Shark Week at the Sea Adventures Marine Camp in Southold is not a screen-mediated exploration of nature. Like every other experience at the camp, it’s hands-on, and that means you may touch the shark.
If you dare.
At the Camp, operated by the Cornell University Cooperative, kids ages 6 to 12 not only observe actual sharks, they dissect sharks (a small, local species acquired through the Center’s fisheries team) in an effort to understand the biology and anatomy of this important and misunderstood creature.
Shark Week is the most popular of several themed weeks that make up the season of day camping that starts July 10 and goes until August 18, but Marine Mammals Week is close behind. That week seals, whales, and dolphins take center stage, and when a kid wonders about that thing in the classroom that looks like the propeller of a ferry, well, it’s a whale vertebrae.
Now in its fourth year, Sea Adventures Marine Camp operates out of a building located on a wide, pebbly, and pristine beach overlooking Shelter Island Sound and adjacent to the salt marsh of Cedar Beach Creek. The building is drab and utilitarian on the outside, but inside, thanks to a renovation this winter, it’s an exciting stage for educating the public, and especially children, on the importance and wonder of the marine life all around us on the East End. 30 campers each week are guaranteed to get wet, whether they are indoors or out.
In addition to studying marine life and learning first-hand what marine scientists do, the campers get their hands dirty with habitat restoration; growing spartina, a marsh grass, from seeds and planting it on the beaches. They also participate in eelgrass restoration by weaving shoots of eelgrass into burlap discs that are then planted underwater by divers.
The renovation of the touch tank room includes extensive storage and microscope workspace, all of which was donated by California Closets. One of the most exciting additions to the room is a virtual reality sand table, that allows kids to make rivers and oceans using actual sand that is then digitally flooded to show three-dimensional changes in sea levels, and the elevations of different environments.
Director Christine Tordahl with the newly-installed touch tanks in the renovated space for young marine science enthusiasts
The touch tank room is dominated by four vessels like enormous horse troughs. Placed in the middle of the room, these tanks will be filled with sea water right out of the bay and will be stocked with creatures from the bay and the nearby salt marsh, including whelks, common spider crabs, red beard sponges, sulphur sponges and the Northern lined seahorse.
All are local, and safe to touch. “The horseshoe crab; that’s a big favorite. When the kids see it they get really excited, and say, ‘No way, that lives out there?’” said Tordahl.

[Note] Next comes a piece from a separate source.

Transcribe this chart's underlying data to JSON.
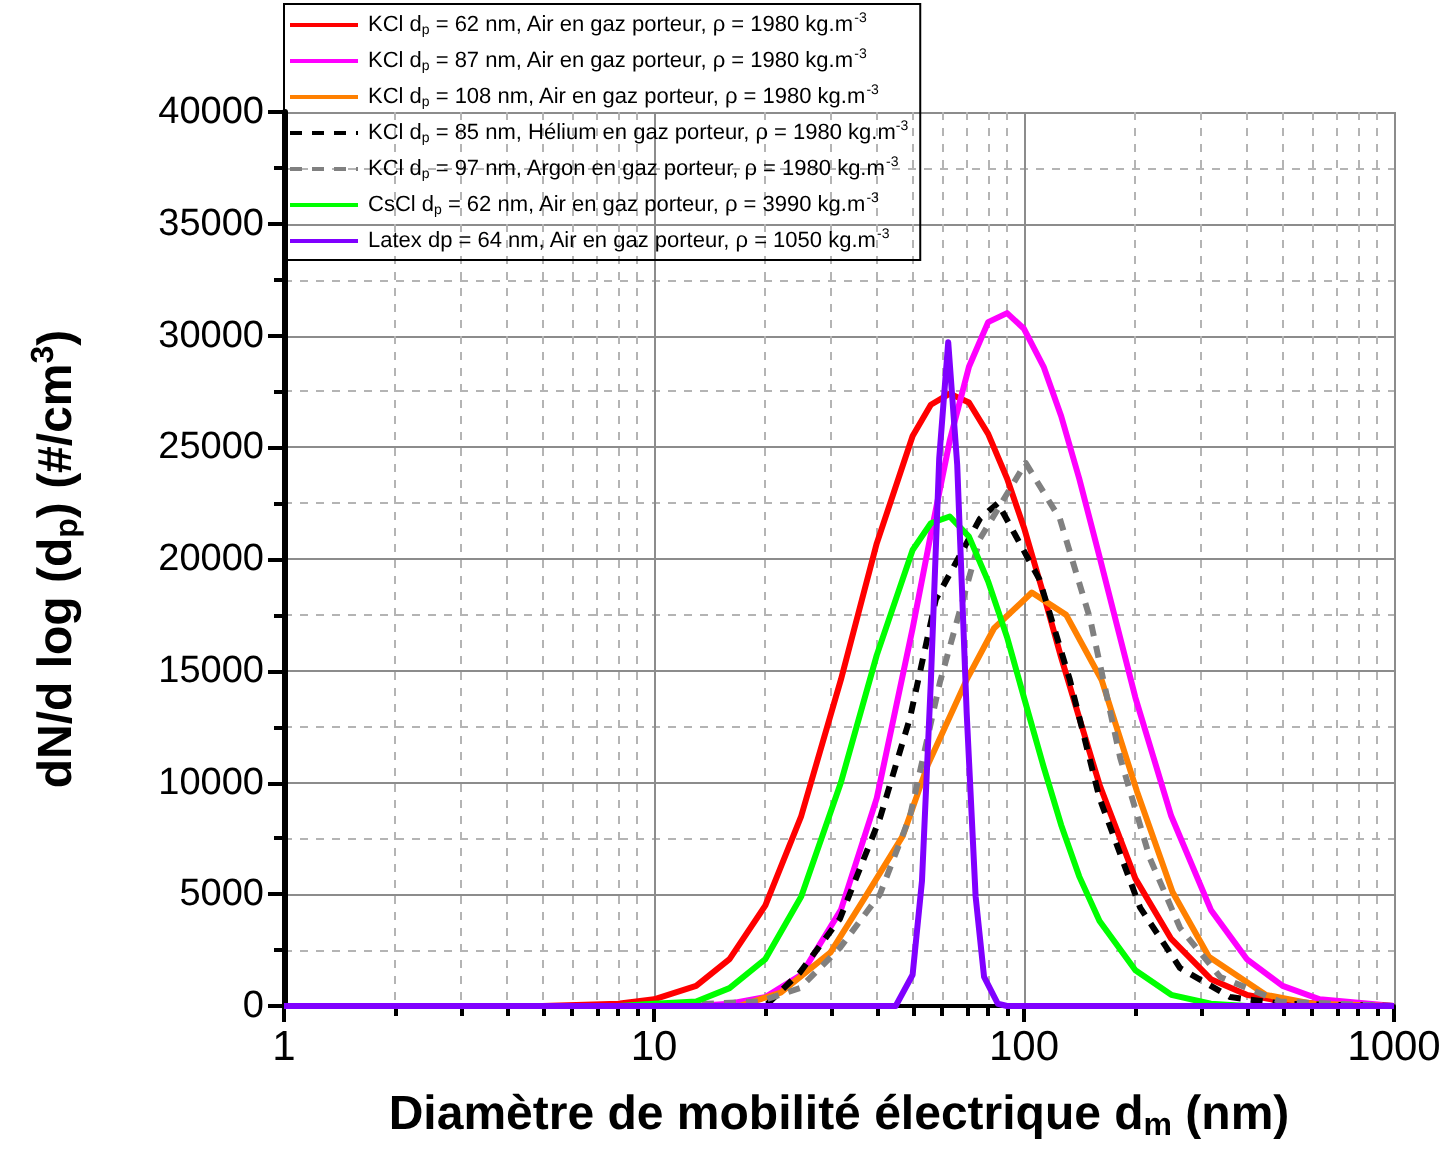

Tordahl said the camp draws children with a wide range of prior experience with marine biology, including some from the city who have never gone fishing or seining. “Some are very outdoor-geared kids who know about science, and will call out Latin species names before I can even finish my sentence,” she said.
The Center is in the middle of two distinct marine environments, a beach and a salt marsh. Campers get to go on a beach ecology hike and do beach seining that same day, allowing them to capture and observe marine life as they learn about its particular habitat. The next day, campers might go on a salt marsh hike and then cast their net in the marsh. Tordahl described that teachable moment, “Although you can see the salt marsh from the bay, campers observe very different animals in those two habitats. They learn that a salt marsh is like a nursery for animals.”
One of the educators, Rachel Neville, is applying her artistic talent to a large mural in the newly renovated classroom. She is painting a huge representation of the habitats and animals that surround the facility, to bring those habitats indoors and provide context, showing what the animals look like as well as where they live.
Last year the Camp invited local artist Cindy Pease Roe to show kids her marine debris sculptures, and help them make their own creations. Tordahl described the assignment that came out of Roe’s visit as “Go for a hike, remove the garbage that collected on the beach, and make whales.”
Tordahl’s formula for the Sea Adventures Marine Camp, experience is, “A little bit of art, the science we do here, and a whole lot of fun.”